Я избежал того ужаса, который пережили многие мои друзья. Потому что мне успели сказать: «Беги! Беги!» Один звонок и одно слово. Я знал уже, что это такое: я 13 дней искал своего друга через всех. И нигде его не было. Они держали его. Он остался жив. Но человек перестал воспринимать мир настоящим. Он изменился так сильно, что я его не узнаю.
У него повреждено все внутри.
Если ты в Чечне просишь помощи у психолога — они тебя с потрохами сдают. Мой друг решил сходить к психологу: три сеанса — а на четвертом уже сидели муллы. Это частный психолог. Я хочу, чтобы вы это прописали — конченые психологи в Чечне. Мой друг говорит, что он просто обосрался в этот момент.
ОНИ ПРЕДЛАГАЛИ ПАРНЯ «ЛЕЧИТЬ», СИЛОЙ МОЛИТВЫ. ДОЛЖЕН БЫЛ МОЛИТВОЙ ВЫЛЕЧИТЬСЯ! ХОТЯ ПОТОМ ИЗ НЕГО ЭТУ ДУРЬ НЕ ВЫБИЛИ НИ ПЛАСТИКОВЫЕ ТРУБЫ, НИ ТОК.
Некому доверять в Чечне.
Когда муфтий сказал, что это все неправда и западные СМИ хотят очернить Чечню, я заплакал. Почему он так сказал? Почему он соврал? Почему вообще он должен был это говорить? Можно было бы посадить кого-то другого — и пусть он скажет. Но не ты, который читает молитвы вечерами.

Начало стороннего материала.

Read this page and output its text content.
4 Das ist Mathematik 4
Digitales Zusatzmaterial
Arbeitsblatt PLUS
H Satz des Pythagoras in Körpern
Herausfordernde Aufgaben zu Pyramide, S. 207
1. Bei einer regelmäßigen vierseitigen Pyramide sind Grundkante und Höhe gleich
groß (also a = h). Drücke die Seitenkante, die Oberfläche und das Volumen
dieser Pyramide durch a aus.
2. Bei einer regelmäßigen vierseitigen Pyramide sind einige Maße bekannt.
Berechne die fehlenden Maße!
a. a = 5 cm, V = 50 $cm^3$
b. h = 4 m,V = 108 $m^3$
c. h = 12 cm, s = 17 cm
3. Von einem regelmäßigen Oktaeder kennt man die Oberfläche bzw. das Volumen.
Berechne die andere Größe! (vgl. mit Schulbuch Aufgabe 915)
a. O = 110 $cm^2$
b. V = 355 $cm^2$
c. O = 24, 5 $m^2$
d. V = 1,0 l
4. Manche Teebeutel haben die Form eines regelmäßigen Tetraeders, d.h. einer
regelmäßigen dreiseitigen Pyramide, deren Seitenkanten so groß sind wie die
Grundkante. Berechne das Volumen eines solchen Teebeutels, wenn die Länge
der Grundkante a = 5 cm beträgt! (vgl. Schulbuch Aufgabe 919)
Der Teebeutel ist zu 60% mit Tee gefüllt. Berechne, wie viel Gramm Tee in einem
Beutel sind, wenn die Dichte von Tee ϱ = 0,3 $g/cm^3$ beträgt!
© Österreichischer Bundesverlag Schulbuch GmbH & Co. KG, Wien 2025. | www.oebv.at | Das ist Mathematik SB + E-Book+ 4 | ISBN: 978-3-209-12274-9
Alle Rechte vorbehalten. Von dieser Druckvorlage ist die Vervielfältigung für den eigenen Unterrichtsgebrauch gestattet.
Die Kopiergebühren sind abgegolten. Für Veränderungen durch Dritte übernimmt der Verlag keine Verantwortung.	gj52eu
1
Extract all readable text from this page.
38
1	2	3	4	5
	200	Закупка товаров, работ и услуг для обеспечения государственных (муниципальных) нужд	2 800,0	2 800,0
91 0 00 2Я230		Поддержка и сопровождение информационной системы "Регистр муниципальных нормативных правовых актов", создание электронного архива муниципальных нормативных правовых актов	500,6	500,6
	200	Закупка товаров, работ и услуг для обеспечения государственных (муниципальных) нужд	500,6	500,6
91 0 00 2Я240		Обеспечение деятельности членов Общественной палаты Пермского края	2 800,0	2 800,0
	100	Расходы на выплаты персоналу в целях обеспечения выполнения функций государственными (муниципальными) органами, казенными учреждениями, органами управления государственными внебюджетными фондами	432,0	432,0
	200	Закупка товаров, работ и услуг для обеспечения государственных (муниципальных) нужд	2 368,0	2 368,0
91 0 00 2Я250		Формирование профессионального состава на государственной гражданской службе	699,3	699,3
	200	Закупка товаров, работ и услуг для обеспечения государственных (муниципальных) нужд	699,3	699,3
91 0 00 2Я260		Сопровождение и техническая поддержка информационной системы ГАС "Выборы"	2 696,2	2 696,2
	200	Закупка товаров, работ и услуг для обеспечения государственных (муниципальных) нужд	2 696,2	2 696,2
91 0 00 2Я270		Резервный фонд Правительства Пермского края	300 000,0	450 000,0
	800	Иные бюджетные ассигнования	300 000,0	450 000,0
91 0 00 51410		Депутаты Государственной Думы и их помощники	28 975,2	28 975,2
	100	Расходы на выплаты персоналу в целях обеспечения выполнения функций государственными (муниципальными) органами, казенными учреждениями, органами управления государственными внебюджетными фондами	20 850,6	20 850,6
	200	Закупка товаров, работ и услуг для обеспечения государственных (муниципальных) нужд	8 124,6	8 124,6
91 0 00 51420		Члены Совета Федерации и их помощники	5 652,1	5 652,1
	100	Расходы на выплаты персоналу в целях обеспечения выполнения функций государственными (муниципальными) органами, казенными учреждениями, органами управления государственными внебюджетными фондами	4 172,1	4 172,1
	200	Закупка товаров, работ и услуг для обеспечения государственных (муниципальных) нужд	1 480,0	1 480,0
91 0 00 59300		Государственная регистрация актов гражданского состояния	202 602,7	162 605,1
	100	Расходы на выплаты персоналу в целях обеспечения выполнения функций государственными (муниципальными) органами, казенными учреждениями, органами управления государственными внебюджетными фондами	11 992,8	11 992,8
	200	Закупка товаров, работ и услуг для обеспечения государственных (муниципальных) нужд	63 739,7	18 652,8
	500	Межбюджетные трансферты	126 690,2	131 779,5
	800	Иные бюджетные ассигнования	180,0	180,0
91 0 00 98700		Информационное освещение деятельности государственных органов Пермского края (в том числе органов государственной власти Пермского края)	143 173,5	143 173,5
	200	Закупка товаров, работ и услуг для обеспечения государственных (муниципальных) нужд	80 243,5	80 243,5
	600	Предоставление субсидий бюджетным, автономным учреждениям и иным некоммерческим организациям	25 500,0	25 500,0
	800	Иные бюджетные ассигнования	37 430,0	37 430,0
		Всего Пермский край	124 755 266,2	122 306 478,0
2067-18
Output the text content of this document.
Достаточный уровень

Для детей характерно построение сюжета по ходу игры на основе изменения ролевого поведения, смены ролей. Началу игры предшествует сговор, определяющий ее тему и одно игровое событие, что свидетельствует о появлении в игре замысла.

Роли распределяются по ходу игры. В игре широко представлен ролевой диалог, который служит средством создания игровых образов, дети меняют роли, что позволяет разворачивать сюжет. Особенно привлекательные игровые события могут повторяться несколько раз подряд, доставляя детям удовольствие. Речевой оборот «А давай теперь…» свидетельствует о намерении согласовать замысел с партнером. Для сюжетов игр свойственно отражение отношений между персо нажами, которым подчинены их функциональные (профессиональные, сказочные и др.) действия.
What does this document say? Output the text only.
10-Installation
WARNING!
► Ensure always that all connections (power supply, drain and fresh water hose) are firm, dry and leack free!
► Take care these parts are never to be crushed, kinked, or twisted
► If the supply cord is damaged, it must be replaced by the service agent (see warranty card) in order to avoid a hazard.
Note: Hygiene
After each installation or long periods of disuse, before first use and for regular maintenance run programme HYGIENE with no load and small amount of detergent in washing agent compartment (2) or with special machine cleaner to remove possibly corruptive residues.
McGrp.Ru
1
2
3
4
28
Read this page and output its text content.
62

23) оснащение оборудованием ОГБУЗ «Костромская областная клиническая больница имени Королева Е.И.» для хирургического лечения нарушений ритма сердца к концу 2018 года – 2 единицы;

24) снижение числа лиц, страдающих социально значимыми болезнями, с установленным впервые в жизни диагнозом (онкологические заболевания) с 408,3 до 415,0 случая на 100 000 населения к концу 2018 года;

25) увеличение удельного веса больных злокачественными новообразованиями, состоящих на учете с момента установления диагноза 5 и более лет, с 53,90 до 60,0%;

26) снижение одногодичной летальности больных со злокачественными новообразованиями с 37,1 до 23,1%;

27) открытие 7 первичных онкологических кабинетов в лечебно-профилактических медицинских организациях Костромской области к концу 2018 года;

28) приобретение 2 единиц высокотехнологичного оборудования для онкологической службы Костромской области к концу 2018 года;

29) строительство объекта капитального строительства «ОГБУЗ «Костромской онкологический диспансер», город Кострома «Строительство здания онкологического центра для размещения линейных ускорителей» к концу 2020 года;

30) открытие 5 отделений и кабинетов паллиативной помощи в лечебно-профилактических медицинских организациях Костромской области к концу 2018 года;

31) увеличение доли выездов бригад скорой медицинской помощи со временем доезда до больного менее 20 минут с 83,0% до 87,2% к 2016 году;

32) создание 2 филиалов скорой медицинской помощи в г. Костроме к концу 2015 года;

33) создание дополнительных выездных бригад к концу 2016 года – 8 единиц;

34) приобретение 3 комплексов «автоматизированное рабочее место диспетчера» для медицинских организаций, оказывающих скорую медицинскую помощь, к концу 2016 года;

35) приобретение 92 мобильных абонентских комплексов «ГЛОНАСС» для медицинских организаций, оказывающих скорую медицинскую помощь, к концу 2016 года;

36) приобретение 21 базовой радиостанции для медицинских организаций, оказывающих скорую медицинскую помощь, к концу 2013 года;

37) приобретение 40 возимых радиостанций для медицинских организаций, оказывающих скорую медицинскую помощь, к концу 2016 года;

Я знаю правду, я видел это. И он соврал мне. Все, во что
я верил, все, что говорили мне, развеялось по ветру, как прах, в тот момент. Все, что было заложено в меня, ушло. Потому что человек, которому я верил больше всех, сказал неправду.
Я плакал.
Я когда последний раз видел маму, она сказала: «Я знаю, что тебя мне не удержать. Что бы ты ни делал, я буду молиться за тебя». Она обняла со слезами и отпустила меня. Она не стала сопротивляться. Я никогда за всю жизнь не смотрел в глаза отцу. Я просто с опущенными глазами обнялся с ним и сказал: «Пап, мне так надо». Я считаю, что родители меня молчаливо приняли. Я до последнего не верил, что улечу. И мне было по барабану. Я не верил, что люди все за меня сделали. Все. Паспорт, виза, все расходы. Подозревал каждого. У меня пот от подмышек был кругами. Мне дали еду, жилье, одежду, деньги. И я не могу поверить в это. Внутри меня: «В чем подвох, мать вашу?»
Первые три месяца здесь я каждый почти день просыпался дома, я за окном видел Грозный. И страх. Я дрожал: как это случилось? Я спать лег здесь, а просыпаюсь снова там? Друг мне говорит: «Когда ты просыпаешься там, беги сюда».
И во сне я теперь помню, что я должен бежать сюда. И бегу. Один раз прямо выбежал в коридор. Потом пришел в себя. Нет больше никаких «дома». Все. Я знаю, где теперь я буду жить и развиваться. Здесь. И у меня все здесь получится.
В этой стране самое прекрасное, что люди не принадлежат моралям. Только закону. Мы иногда вспоминаем это все и смеемся. Если бы ты был там, в подвале, а если бы я был… Кто бы лучше из нас полы чистил, кто бы машины лучше мыл. Шутим: «А ты добавлял «Ферри» в ведро, чтобы машина блестела?» Представляете? Мы пытаемся, наверное, вспоминать это с юмором, чтобы не всегда плакать. И не обижаться, что ты родился таким. Я не знаю, кого обвинить, что я такой, и именно со мной все так случилось. Я не знаю, кого ненавидеть за это.